A Cautionary tale of Copyright – be careful what you sign

The Ars Technica blog has posted a story about a dentist who was asking patients to sign a “mutual privacy agreement.” This sweeping agreement effectively means that for any blog comment, review post or letter to a local newspaper written by a customer, the copyright would be owned by the dentist. The dentist’s staff insisted the agreement was not to censor truthful comments about the dentist, but to give the practice a tool to remove fraudulent reviews, especially by non patients.

However, non patients, do not sign the contract so are not covered by it. Moreover US courts are unlikely to find that copyright has been validly transferred under the agreement. So the agreement is useless. Unless its purpose is to intimidate patients into being cautious about what they say about the dentist concerned, which raises interesting questions about the dentist patient relationship.

It could be that dentists (and other medical services) are using the agreement because they’ve been told it will solve any negative review problems without fully appreciating what the clause actually means – medical staff are not copyright experts.

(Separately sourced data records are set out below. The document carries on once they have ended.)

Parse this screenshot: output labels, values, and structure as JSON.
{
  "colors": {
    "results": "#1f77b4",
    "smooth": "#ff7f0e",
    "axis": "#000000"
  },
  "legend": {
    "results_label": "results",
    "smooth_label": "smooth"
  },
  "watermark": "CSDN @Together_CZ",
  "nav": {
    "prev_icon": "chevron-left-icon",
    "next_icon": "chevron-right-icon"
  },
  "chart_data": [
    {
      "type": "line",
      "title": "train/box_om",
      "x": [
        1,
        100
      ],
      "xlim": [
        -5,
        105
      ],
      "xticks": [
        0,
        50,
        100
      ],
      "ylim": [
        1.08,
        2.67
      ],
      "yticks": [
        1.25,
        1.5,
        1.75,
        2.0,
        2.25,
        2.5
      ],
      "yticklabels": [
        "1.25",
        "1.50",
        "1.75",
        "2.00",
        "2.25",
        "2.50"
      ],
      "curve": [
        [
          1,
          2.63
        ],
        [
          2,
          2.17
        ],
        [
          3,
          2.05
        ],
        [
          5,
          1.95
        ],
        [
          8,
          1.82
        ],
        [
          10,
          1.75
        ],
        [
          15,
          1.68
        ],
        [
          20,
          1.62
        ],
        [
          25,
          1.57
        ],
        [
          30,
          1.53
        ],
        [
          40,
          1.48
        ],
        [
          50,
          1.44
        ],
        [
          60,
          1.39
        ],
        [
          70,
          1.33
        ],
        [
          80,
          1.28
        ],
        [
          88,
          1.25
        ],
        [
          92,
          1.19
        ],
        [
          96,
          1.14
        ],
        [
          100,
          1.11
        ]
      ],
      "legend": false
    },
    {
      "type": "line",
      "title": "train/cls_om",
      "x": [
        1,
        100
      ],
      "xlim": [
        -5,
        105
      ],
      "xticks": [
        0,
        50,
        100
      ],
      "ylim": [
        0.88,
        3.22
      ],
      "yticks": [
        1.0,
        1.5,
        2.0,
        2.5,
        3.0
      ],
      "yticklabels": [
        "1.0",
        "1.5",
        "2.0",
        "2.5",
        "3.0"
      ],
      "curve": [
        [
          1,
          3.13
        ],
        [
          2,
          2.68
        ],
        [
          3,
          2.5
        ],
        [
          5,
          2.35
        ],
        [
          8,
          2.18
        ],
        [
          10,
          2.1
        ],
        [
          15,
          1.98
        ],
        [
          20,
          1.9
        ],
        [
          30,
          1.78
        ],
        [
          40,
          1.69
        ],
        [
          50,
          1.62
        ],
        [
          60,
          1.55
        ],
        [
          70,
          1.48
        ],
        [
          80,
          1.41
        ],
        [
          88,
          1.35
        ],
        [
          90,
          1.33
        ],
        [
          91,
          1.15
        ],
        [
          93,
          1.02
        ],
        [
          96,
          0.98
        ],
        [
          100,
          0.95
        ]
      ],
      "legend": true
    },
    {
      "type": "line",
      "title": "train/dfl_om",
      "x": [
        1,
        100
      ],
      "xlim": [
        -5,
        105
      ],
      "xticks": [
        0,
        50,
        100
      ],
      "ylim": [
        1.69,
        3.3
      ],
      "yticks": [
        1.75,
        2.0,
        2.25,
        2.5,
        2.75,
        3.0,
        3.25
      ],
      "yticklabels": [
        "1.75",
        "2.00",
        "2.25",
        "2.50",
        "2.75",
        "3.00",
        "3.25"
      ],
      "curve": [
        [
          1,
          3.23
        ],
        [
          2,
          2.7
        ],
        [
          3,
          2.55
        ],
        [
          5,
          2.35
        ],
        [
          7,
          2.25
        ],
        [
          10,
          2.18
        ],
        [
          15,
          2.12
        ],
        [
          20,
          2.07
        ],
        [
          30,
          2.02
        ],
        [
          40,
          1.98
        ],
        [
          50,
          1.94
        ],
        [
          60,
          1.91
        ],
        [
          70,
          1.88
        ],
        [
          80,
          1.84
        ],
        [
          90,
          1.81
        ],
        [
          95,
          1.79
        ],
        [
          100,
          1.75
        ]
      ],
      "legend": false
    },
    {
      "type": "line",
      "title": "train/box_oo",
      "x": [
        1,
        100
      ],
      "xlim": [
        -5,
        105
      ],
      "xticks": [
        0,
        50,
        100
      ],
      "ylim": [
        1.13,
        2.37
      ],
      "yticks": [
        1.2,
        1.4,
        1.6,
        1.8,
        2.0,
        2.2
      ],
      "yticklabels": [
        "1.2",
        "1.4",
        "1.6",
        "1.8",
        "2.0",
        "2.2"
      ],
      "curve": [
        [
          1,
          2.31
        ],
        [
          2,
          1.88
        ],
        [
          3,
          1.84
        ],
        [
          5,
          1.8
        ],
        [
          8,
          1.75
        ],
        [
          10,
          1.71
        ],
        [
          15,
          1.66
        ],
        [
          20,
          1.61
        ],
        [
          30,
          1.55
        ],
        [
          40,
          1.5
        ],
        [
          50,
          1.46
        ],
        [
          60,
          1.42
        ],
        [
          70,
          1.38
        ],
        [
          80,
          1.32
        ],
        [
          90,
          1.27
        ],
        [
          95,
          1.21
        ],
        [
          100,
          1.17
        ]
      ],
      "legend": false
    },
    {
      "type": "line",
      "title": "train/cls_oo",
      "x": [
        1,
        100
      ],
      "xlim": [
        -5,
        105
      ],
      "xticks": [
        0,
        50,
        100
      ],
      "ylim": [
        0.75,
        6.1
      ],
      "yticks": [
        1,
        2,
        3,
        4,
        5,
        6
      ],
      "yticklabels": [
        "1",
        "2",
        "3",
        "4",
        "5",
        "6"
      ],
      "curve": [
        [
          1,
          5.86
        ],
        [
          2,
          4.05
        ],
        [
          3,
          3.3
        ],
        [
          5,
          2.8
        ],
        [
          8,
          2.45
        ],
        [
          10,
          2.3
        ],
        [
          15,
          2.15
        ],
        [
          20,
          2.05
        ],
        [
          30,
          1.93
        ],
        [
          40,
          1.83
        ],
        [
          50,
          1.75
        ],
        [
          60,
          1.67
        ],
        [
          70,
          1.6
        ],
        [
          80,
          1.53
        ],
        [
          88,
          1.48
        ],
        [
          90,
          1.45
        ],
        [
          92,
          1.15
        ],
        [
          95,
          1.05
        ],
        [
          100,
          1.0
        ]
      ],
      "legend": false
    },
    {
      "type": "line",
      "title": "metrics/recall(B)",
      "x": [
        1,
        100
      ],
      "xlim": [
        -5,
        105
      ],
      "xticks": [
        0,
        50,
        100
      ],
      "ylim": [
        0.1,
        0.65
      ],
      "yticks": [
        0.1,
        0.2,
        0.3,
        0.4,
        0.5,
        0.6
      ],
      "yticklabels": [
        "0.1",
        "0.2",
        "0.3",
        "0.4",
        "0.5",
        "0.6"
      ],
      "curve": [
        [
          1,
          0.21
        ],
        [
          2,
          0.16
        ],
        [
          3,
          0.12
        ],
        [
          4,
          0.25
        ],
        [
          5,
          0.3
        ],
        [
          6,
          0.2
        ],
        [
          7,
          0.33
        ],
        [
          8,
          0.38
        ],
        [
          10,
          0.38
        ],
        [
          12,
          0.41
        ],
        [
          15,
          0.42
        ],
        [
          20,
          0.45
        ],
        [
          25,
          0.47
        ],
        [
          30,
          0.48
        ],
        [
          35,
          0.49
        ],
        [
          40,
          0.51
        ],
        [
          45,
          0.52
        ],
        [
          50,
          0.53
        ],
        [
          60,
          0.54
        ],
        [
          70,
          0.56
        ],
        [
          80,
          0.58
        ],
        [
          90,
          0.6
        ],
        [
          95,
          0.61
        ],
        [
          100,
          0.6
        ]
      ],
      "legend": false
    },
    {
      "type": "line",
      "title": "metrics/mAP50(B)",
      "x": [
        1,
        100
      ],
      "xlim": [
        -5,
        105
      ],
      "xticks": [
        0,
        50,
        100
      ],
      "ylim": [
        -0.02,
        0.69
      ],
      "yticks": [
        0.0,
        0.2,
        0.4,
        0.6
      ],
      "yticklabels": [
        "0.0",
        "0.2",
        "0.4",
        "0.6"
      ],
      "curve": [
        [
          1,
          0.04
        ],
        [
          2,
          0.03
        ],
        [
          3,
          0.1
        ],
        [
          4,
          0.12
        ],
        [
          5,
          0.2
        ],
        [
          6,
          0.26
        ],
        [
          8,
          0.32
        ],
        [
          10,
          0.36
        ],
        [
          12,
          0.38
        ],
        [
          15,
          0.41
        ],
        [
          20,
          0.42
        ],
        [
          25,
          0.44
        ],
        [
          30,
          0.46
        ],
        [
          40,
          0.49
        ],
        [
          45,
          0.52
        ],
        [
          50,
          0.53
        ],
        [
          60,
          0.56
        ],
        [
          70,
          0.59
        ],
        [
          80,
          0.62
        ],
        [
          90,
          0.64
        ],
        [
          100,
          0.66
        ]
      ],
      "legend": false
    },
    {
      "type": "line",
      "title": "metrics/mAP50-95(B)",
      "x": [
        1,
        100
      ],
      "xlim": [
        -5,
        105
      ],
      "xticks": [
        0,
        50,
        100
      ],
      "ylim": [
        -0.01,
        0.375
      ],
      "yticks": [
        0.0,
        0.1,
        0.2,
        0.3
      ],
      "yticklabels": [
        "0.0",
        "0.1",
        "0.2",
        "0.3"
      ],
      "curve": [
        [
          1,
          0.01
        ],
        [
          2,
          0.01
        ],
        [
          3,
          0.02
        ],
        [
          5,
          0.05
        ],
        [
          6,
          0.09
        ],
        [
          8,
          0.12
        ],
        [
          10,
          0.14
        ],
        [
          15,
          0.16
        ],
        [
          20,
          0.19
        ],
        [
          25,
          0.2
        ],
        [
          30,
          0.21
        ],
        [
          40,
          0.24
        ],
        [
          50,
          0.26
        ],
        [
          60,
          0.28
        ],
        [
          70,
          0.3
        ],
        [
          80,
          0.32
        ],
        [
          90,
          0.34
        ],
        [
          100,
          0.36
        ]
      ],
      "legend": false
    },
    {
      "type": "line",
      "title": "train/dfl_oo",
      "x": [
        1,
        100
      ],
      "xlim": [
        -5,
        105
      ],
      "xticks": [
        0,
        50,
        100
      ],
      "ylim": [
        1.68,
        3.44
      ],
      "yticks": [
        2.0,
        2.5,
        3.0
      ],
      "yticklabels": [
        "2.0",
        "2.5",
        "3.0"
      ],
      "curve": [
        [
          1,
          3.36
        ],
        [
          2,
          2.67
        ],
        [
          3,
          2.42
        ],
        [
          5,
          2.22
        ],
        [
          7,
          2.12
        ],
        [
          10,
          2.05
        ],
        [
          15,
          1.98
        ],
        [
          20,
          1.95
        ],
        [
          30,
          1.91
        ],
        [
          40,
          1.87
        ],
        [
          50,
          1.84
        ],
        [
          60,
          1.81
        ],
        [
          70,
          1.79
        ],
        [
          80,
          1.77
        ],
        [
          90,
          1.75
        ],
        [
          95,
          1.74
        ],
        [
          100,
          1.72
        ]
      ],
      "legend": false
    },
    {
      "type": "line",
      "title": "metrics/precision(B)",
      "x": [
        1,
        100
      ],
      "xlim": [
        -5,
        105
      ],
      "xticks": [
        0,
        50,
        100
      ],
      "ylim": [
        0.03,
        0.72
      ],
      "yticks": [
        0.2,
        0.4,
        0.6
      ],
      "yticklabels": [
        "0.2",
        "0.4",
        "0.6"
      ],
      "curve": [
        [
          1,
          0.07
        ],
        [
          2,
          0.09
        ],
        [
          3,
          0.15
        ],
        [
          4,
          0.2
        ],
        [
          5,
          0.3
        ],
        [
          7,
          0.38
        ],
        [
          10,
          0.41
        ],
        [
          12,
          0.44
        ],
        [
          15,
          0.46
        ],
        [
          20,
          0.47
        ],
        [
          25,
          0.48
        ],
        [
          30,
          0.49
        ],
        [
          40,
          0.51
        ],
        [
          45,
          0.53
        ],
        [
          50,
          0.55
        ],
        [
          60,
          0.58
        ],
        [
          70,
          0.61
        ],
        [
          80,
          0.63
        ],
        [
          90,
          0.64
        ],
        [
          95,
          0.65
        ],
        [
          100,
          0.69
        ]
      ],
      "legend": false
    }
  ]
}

In fact most people, including writers, are not copyright experts. A basic guide to English copyright law can be found here. But in any situation where you are asked to sign over copyright, tread carefully and ask the following questions:

  • Do you understand exactly what you are being asked to sign? If not, don’t sign and seek clarification.
  • If the person who asked you to sign can’t explain it or is reluctant to let you take the agreement away for legal advice, do not sign it. Any reasonable agreement would be clear, explainable and any organisation confident with the agreement would let you seek further advice before signing
  • Never, ever sign anything if you are pressurised to sign there and then.
  • Most magazines accept poems or stories on the basis of First British (or relevant country) Serial Rights, ie on the basis that they are publishing the story or poem for the first time in Britain (or the relevant country). Copyright remains with the writer. If the magazine does not specify this, you would be entitled to assume this.
  • If a magazine asks for World Serial Rights, ask yourself if you consider this fair. Your response may depend on what payment is being offered (and it should be generous) as this could also cover web publication.
  • If you are entering a writing competition, check the rules regarding copyright. Generally copyright is retained by the entrant but the competition organisers may reserve rights to use entries for publicity or to publish them in a website or in an anthology, these are perfectly acceptable.
  • Any competition which seeks to retain copyright of all entrants is not acceptable. You are effectively signing over copyright of your work and paying for the privilege (by paying the competition entry fee) of not being able to use your own work anywhere else (even if you are unsuccessful in the competition).
  • If you query the copyright clause with the organisers and are told that the clause is “not what they meant and copyright does remain with the entrant”, do not sign or enter the competition. If you sign or enter the competition where entry indicates acceptance of the competition rules, you have agreed to the unfair terms. If the rules do not reflect what the competition organiser intended, the rules should be changed to reflect intention. If something as basic as the rules of entry aren’t accurate, what does that say about the competition organisation?